Herr Steuber wirft ein, dass ihm Zahlen vorlägen, nach denen die Abrufquote zwischen 40 und 120 % liege.

 

Herr Strüwer merkt an, dass sich für Hagen dann tatsächlich die Frage stelle, ob da aktuell eine Verknüpfung möglich sei. Das könne in dem Konzept doch möglicherweise als eine Alternative mit aufgenommen werden.

 

Herr Steuber erklärt, dass man das prüfen könne. Er sei jedoch nicht sehr zuversichtlich, weil die Prozentsätze nicht variabel seien.

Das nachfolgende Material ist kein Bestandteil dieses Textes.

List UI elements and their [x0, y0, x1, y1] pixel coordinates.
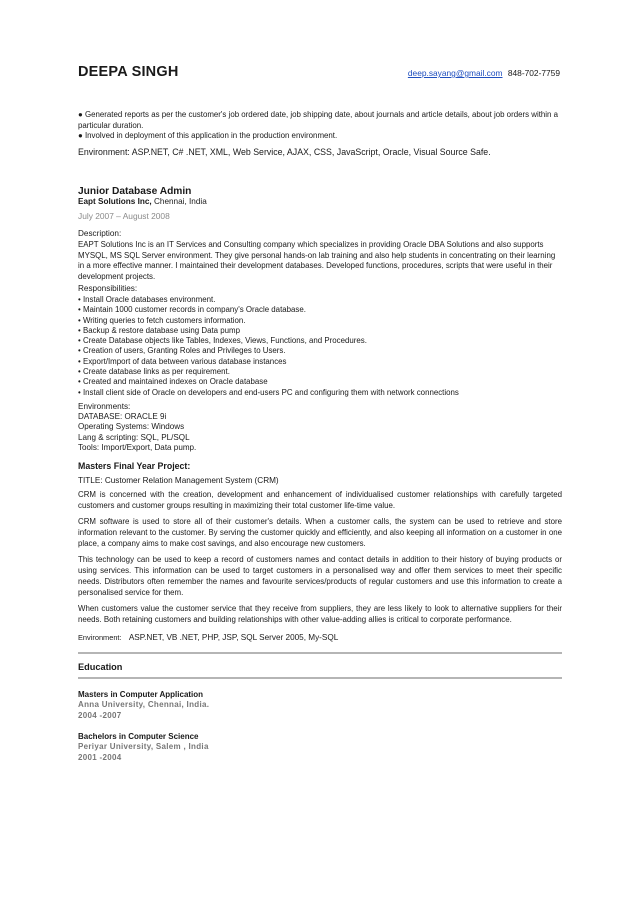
list-item: DATABASE: ORACLE 9i: [78, 412, 167, 421]
project-title: TITLE: Customer Relation Management System (CRM): [78, 476, 279, 485]
list-item: • Created and maintained indexes on Oracle database: [78, 377, 268, 387]
divider: [78, 677, 562, 679]
list-item: Tools: Import/Export, Data pump.: [78, 443, 197, 453]
list-item: • Maintain 1000 customer records in company's Oracle database.: [78, 305, 306, 315]
list-item: • Install Oracle databases environment.: [78, 295, 216, 304]
project-paragraph: This technology can be used to keep a record of customers names and contact details in addition to their history of buying products or using services. This information can be used to target customers in a personalised way and offer them services to meet their specific needs. Distributors often remember the names and favourite services/products of regular customers and use this information to create a personalised service for them.: [78, 555, 562, 597]
education-heading: Education: [78, 662, 123, 672]
university-name: Periyar University, Salem , India: [78, 742, 209, 752]
degree-name: Masters in Computer Application: [78, 690, 204, 699]
project-paragraph: When customers value the customer service that they receive from suppliers, they are less likely to look to alternative suppliers for their needs. Both retaining customers and building relationships with other value-adding allies is critical to corporate performance.: [78, 604, 562, 624]
job-description: EAPT Solutions Inc is an IT Services and Consulting company which specializes in providing Oracle DBA Solutions and also supports MYSQL, MS SQL Server environment. They give personal hands-on lab training and also help students in concentrating on their learning in a more effective manner. I maintained their development databases. Developed functions, procedures, scripts that were useful in their development projects.: [78, 240, 556, 281]
environments-label: Environments:: [78, 402, 131, 411]
phone-number: 848-702-7759: [507, 68, 560, 78]
environments-list: [78, 412, 196, 454]
education-entry: [78, 732, 209, 763]
project-description: [78, 489, 562, 630]
list-item: • Export/Import of data between various database instances: [78, 356, 287, 366]
company-location: Chennai, India: [153, 197, 207, 206]
responsibilities-list: [78, 295, 562, 398]
education-entry: [78, 690, 209, 721]
job-title: Junior Database Admin: [78, 186, 192, 197]
intro-bullet-1: ● Generated reports as per the customer's job ordered date, job shipping date, about journals and article details, about job orders within a particular duration.: [78, 110, 558, 130]
job-dates: July 2007 – August 2008: [78, 211, 170, 221]
project-paragraph: CRM software is used to store all of their customer's details. When a customer calls, the system can be used to retrieve and store information relevant to the customer. By serving the customer quickly and efficiently, and also keeping all information on a customer in one place, a company aims to make cost savings, and also encourage new customers.: [78, 517, 562, 548]
project-environment: [78, 633, 338, 642]
company-name: Eapt Solutions Inc,: [78, 197, 152, 206]
list-item: • Backup & restore database using Data pump: [78, 325, 240, 335]
list-item: • Create Database objects like Tables, Indexes, Views, Functions, and Procedures.: [78, 336, 367, 346]
divider: [78, 652, 562, 654]
degree-name: Bachelors in Computer Science: [78, 732, 199, 741]
contact-info: [408, 68, 560, 78]
list-item: • Writing queries to fetch customers information.: [78, 315, 246, 325]
list-item: • Create database links as per requirement.: [78, 367, 230, 377]
candidate-name: DEEPA SINGH: [78, 64, 179, 80]
list-item: • Install client side of Oracle on developers and end-users PC and configuring them with network connections: [78, 387, 459, 397]
degree-years: 2004 -2007: [78, 710, 122, 720]
responsibilities-label: Responsibilities:: [78, 284, 138, 293]
list-item: Operating Systems: Windows: [78, 422, 185, 432]
intro-environment: Environment: ASP.NET, C# .NET, XML, Web Service, AJAX, CSS, JavaScript, Oracle, Visual Source Safe.: [78, 147, 491, 157]
job-company: [78, 197, 207, 206]
intro-bullet-2: ● Involved in deployment of this application in the production environment.: [78, 131, 338, 140]
description-label: Description:: [78, 229, 122, 238]
university-name: Anna University, Chennai, India.: [78, 700, 210, 710]
project-heading: Masters Final Year Project:: [78, 461, 191, 471]
email-link[interactable]: deep.sayang@gmail.com: [407, 68, 503, 78]
project-env-value: ASP.NET, VB .NET, PHP, JSP, SQL Server 2005, My-SQL: [128, 633, 339, 642]
degree-years: 2001 -2004: [78, 752, 122, 762]
project-env-label: Environment:: [78, 633, 122, 642]
list-item: Lang & scripting: SQL, PL/SQL: [78, 432, 190, 442]
project-paragraph: CRM is concerned with the creation, development and enhancement of individualised customer relationships with carefully targeted customers and customer groups resulting in maximizing their total customer life-time value.: [78, 490, 562, 510]
list-item: • Creation of users, Granting Roles and Privileges to Users.: [78, 346, 286, 356]
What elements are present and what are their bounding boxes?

Er befürchte, dass auf die Stadt noch ein beträchtlicher Rückforderungsbetrag zukomme. Man rechne damit, dass vom Bund für das Jahr 2011 einen zuviel refinanzierten Betrag in Höhe von 1,8 Millionen zurückgefordert werde. Das sei bis heute nicht geklärt.

 

Herr Strüwer nimmt Bezug auf den Vorschlag der Verwaltung und fragt Frau Klos-Eckermann, ob sie damit einverstanden sei.

 

Frau Klos-Eckermann bejaht diese Frage.

 

Herr Strüwer schließt den Tagesordnungspunkt ab.